Record, Erasure, and Distributed Witness Sensitivity on IBM Quantum Hardware: A DAGI Validation Study

This manuscript reframes a series of IBM superconducting-qubit experiments as a targeted validation study for the Directed Acyclic Graph Interpretation (DAGI), with emphasis on the operational distinction between record creation and record erasure, and on how that distinction manifests in different classes of observables. DAGI models quantum processes as a directed acyclic graph of informational events: branching is permitted only when an interaction produces a durable record at the relevant coarse-graining scale, while coherent erasure can restore interference by removing the distinguishing record. We consolidate three falsifier-friendly hypotheses: (H1) remote record activity need not produce a universal ``clock slowdown'' for arbitrary local probes; (H2) remote influence is expected to appear preferentially in observables supported by a relational/entangled substrate; and (H3) the record/eraser distinction should be directly visible in distributed witnesses under strictly pulse-matched controls.

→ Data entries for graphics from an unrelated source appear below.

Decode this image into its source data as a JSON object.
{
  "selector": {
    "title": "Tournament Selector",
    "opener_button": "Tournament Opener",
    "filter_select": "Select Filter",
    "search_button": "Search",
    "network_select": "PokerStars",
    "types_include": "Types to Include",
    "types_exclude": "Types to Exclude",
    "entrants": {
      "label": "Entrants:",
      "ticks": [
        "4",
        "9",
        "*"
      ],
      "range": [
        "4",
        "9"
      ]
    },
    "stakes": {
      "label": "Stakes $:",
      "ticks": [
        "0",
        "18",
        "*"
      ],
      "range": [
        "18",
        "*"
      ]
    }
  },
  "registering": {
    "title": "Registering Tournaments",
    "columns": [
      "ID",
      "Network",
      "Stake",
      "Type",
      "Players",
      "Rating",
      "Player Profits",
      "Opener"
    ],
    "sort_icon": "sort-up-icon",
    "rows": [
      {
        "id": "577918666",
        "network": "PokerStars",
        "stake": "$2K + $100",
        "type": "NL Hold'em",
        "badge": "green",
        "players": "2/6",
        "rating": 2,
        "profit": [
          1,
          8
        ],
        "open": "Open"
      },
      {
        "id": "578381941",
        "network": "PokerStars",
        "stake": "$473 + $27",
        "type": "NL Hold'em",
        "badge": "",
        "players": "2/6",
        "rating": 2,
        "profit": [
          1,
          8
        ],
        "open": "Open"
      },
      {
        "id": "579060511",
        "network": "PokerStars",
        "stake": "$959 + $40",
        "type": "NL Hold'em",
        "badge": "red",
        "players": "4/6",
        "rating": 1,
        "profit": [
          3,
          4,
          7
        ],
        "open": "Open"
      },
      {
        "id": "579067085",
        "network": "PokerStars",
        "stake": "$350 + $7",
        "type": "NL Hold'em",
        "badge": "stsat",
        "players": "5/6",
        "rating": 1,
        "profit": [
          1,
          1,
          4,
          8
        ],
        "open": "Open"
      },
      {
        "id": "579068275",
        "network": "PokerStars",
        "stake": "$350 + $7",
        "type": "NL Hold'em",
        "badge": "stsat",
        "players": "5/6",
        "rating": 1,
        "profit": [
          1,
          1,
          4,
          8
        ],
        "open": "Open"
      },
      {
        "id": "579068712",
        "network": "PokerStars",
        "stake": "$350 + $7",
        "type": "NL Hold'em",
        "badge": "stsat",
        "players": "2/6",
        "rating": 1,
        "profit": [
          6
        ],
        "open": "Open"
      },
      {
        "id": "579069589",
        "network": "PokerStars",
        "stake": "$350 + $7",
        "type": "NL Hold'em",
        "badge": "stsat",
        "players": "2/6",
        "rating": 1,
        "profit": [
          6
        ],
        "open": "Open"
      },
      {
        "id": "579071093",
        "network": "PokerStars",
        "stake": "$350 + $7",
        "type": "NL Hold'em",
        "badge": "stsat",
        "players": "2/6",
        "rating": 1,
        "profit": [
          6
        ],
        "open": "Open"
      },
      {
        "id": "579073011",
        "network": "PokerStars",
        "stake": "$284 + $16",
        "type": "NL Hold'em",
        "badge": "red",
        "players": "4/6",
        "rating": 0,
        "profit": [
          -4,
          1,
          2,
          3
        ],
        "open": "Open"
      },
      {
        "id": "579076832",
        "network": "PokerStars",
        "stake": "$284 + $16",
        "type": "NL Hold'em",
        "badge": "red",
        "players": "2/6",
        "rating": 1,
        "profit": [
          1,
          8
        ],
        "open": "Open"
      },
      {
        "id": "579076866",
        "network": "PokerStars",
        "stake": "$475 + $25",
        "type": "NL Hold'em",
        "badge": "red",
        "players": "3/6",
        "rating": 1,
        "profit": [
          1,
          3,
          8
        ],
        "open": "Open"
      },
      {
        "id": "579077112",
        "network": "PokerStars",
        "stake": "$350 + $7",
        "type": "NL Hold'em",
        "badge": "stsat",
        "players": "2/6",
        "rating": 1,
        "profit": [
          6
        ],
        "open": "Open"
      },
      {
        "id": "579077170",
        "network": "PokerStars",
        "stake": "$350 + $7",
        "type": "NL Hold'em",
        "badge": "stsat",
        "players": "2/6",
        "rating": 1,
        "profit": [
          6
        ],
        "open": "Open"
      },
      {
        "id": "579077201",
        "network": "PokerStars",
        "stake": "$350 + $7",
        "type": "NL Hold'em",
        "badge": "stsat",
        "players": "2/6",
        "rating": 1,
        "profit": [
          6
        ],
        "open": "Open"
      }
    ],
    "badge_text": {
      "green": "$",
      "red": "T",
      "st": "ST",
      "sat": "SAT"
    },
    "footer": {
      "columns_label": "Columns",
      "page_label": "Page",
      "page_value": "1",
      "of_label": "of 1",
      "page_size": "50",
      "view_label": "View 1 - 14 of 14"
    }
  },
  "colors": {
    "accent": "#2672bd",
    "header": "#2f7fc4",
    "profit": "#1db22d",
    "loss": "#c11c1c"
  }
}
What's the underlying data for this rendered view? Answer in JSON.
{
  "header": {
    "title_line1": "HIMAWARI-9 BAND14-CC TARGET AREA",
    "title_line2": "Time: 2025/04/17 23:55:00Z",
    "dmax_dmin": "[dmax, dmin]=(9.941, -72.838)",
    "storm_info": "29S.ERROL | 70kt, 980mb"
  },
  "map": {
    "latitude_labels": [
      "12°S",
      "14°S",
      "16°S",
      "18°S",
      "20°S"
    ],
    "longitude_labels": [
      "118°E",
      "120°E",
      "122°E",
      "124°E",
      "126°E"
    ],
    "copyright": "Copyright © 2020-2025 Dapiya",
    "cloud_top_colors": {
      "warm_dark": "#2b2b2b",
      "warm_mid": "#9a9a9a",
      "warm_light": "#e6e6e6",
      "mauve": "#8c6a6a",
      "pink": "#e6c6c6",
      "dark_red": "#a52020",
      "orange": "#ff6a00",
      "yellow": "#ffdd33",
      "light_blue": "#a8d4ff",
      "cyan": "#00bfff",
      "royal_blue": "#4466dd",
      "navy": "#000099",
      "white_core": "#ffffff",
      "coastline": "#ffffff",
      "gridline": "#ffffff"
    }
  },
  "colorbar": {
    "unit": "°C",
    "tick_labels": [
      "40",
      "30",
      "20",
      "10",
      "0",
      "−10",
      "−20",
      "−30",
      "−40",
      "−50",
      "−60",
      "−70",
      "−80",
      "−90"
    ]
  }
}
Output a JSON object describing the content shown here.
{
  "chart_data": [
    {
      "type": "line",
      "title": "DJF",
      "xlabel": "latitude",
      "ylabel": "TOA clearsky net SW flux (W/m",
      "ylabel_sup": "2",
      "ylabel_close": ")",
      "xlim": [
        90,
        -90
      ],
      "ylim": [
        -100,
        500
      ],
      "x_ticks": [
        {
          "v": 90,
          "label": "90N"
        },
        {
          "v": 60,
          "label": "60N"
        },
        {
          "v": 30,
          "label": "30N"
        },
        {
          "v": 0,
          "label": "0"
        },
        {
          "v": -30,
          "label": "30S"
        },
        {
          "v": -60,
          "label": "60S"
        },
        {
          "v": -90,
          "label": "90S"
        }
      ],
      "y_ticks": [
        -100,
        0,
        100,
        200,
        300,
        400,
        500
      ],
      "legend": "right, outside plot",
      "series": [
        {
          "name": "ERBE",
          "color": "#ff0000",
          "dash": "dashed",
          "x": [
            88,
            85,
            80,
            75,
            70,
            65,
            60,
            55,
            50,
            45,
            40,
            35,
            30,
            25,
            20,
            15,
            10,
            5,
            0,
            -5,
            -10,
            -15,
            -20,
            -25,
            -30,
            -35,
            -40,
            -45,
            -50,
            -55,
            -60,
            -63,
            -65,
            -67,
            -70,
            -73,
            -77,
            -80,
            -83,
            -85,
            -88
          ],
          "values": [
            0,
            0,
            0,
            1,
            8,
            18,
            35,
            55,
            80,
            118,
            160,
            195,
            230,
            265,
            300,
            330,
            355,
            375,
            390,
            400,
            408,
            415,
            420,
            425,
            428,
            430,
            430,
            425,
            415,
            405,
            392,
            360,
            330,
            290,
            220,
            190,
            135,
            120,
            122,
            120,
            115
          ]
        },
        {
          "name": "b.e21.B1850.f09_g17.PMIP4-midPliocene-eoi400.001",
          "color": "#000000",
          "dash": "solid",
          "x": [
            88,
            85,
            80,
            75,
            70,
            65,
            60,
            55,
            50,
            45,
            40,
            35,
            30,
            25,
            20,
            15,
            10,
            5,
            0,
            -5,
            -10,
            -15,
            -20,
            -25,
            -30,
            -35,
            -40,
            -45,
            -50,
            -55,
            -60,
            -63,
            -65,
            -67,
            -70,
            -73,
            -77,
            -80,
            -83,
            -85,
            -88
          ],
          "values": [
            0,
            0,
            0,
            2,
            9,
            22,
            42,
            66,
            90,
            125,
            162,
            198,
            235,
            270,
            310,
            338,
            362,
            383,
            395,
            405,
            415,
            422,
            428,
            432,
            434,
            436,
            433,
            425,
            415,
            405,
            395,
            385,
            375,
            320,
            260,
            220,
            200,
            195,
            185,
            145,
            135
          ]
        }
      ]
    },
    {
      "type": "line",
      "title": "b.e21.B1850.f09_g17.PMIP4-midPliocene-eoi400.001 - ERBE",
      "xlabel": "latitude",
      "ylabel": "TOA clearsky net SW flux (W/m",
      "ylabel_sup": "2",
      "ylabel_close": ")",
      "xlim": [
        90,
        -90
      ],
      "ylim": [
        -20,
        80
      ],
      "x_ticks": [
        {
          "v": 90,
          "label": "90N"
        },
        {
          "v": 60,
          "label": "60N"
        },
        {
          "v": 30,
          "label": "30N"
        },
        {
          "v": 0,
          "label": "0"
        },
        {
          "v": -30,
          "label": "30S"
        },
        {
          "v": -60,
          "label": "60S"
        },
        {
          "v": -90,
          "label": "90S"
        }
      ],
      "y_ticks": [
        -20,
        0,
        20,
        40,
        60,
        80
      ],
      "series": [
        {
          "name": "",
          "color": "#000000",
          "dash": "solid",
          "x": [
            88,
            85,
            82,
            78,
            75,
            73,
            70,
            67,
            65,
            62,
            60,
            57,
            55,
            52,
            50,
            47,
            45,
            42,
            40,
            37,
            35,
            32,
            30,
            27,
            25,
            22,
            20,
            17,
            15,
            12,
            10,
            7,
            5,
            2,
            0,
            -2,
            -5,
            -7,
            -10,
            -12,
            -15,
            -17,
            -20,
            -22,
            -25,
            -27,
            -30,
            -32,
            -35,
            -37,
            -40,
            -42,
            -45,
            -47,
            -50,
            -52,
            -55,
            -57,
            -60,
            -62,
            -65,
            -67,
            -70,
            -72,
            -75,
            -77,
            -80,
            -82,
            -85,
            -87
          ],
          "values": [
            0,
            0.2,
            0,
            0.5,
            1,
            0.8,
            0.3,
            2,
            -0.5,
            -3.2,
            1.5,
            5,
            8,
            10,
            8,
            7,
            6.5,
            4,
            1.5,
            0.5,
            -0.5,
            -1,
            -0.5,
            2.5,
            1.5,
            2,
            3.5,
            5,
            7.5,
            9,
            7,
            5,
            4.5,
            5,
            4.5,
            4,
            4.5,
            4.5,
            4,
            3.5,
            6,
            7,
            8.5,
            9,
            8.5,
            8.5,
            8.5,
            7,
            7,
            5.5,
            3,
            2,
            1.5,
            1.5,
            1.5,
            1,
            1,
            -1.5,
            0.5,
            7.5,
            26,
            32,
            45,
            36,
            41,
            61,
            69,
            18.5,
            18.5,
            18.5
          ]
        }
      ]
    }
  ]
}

Using the C1 ``informational time dilation'' series as the local benchmark, and the T4 remote-closure suite as the nonlocal stress test, we report a split outcome: clock-side remote slowdown remains bounded and proxy-dominated in tested geometries, yet a GHZ-class distributed coherence witness exhibits a large, replicated record-creation (REC) versus reversible sham (SHAM) separation on both ibmfez and ibmₘarrakesh, and is strongly restored by coherent erasure (ERASE). We position this pattern as evidence for observable-selective remote sensitivity that is consistent with DAGI's record/eraser mechanism while remaining conservative about hardware backaction channels.